In other words, you’ll be able to taste more experiments and one-offs from more craft breweries than almost anywhere else. Plus, Grossman says, Sierra Nevada partnered with 12 other breweries — six foreign and six domestic — to create a sort of supergroup 12-pack. But mostly there’s just going to be a ton of beer.
“We extended invitations to pretty much every brewer in the U.S. who wanted to participate in other festivals,” Grossman says.
Apart from Sierra Nevada, there’s strong Northern California representation, from Almanac and Anchor to Wildcard and Woods. Farther away, heavy-hitters like Long Beach’s Beachwood Brewing, and Portland, Maine’s Allagash will be pouring beer, too. (Another Beer Camp event takes place the same day in Maine, so it’s a coup that we got them.) If your craft-beer palate is at sixes and sevens, correct it by hitting up Sixpoint and Seven Stills for some serious IPAs.
Hungry?

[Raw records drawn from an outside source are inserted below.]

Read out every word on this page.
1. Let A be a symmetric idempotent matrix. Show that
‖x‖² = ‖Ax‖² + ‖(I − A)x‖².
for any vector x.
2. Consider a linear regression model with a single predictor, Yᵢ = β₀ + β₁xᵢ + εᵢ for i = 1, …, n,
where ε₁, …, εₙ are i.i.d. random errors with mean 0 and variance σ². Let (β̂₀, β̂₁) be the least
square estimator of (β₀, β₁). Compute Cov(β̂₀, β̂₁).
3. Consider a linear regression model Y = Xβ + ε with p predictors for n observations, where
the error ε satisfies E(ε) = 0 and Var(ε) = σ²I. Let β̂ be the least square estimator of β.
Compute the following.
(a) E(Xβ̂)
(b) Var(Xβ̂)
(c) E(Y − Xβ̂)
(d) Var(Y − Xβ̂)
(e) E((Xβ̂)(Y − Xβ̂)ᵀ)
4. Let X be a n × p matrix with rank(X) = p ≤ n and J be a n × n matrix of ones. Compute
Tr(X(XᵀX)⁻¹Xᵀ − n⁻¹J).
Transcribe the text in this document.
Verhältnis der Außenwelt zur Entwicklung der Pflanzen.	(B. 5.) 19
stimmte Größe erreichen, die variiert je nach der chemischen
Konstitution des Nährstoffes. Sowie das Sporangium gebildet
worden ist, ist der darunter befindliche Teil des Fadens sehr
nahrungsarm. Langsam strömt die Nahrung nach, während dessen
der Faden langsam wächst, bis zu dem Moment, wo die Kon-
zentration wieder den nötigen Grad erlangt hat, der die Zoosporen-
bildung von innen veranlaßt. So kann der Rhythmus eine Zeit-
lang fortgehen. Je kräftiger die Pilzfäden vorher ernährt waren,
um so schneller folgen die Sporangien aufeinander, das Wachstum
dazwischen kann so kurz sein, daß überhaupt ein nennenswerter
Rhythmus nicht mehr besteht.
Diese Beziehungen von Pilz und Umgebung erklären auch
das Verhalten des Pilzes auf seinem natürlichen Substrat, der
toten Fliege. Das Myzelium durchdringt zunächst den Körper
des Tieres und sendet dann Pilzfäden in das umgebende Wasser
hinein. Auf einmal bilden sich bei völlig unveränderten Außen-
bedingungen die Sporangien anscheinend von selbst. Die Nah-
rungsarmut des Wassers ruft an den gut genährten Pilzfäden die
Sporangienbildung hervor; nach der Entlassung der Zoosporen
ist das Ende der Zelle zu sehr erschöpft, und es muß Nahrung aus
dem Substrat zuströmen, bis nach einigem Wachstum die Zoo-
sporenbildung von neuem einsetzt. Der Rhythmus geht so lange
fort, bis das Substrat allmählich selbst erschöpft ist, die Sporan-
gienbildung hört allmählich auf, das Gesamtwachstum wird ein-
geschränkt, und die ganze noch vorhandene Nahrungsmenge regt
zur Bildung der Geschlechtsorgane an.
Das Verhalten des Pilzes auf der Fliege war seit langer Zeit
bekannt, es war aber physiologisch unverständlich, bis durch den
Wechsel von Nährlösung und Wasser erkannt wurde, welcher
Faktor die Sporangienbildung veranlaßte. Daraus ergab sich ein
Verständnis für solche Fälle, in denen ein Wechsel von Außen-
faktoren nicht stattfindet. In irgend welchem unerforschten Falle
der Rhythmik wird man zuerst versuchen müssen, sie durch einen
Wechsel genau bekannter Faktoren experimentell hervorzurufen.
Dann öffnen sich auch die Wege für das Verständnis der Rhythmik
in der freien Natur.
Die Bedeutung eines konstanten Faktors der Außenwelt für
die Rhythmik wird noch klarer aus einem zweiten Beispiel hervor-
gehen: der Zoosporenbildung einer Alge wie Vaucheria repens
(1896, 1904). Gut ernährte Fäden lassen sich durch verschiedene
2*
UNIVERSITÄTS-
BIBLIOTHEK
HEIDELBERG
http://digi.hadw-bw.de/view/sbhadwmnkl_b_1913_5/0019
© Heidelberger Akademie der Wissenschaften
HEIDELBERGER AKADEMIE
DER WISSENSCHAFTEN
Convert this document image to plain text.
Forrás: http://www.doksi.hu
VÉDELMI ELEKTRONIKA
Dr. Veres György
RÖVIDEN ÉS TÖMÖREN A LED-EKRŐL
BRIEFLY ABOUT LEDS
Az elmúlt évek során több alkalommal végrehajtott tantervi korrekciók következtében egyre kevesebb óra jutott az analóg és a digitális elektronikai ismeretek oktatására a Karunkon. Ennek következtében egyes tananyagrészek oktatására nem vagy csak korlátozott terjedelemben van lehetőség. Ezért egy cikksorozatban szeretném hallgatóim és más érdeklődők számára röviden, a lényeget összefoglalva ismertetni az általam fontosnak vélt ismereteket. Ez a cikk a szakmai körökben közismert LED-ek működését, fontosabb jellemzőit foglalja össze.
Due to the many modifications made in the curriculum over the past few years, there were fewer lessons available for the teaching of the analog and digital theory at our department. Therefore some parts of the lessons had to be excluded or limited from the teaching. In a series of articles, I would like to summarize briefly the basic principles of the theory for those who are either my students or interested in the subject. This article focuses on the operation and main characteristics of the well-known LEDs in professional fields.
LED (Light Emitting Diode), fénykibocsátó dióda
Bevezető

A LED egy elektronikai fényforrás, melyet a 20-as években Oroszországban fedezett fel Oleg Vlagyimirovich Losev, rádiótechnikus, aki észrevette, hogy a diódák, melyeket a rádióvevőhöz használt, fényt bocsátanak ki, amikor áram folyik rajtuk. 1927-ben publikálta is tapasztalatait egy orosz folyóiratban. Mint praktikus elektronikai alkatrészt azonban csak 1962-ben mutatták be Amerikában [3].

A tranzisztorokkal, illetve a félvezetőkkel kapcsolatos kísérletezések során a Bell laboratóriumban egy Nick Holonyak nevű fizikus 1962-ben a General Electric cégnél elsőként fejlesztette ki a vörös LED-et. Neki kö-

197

Food trucks include The Waffle Roast, Curry Up Now, Alicia’s Tamales Los Mayas, Kabob Job, and others. And there’ll be live music, too, from soul-blues act Hibbity Dibbity and psych-rock collective The Love Dimension.
And it’s all about staying fiercely, proudly independent. Ever the ambassador for the industry which he helped establish, Grossman speaks diplomatically about small brewers’s embrace of the multinationals: “Brewing is a business as well as an artistic pursuit.” But he notes that Sierra Nevada has every intention of staying in Chico, as glad to be free of corporate parents as Chico State freshmen are glad to be free of their biological parents.
“That’s our plan,” he says. “We’re family-owned. It’s just me and my family involved in the ownership, anyway.”
Sierra Nevada Beer Camp, Saturday, June 3, 1-5 p.m., at Pier 48, $40-$75, beercamp.sierranevada.com.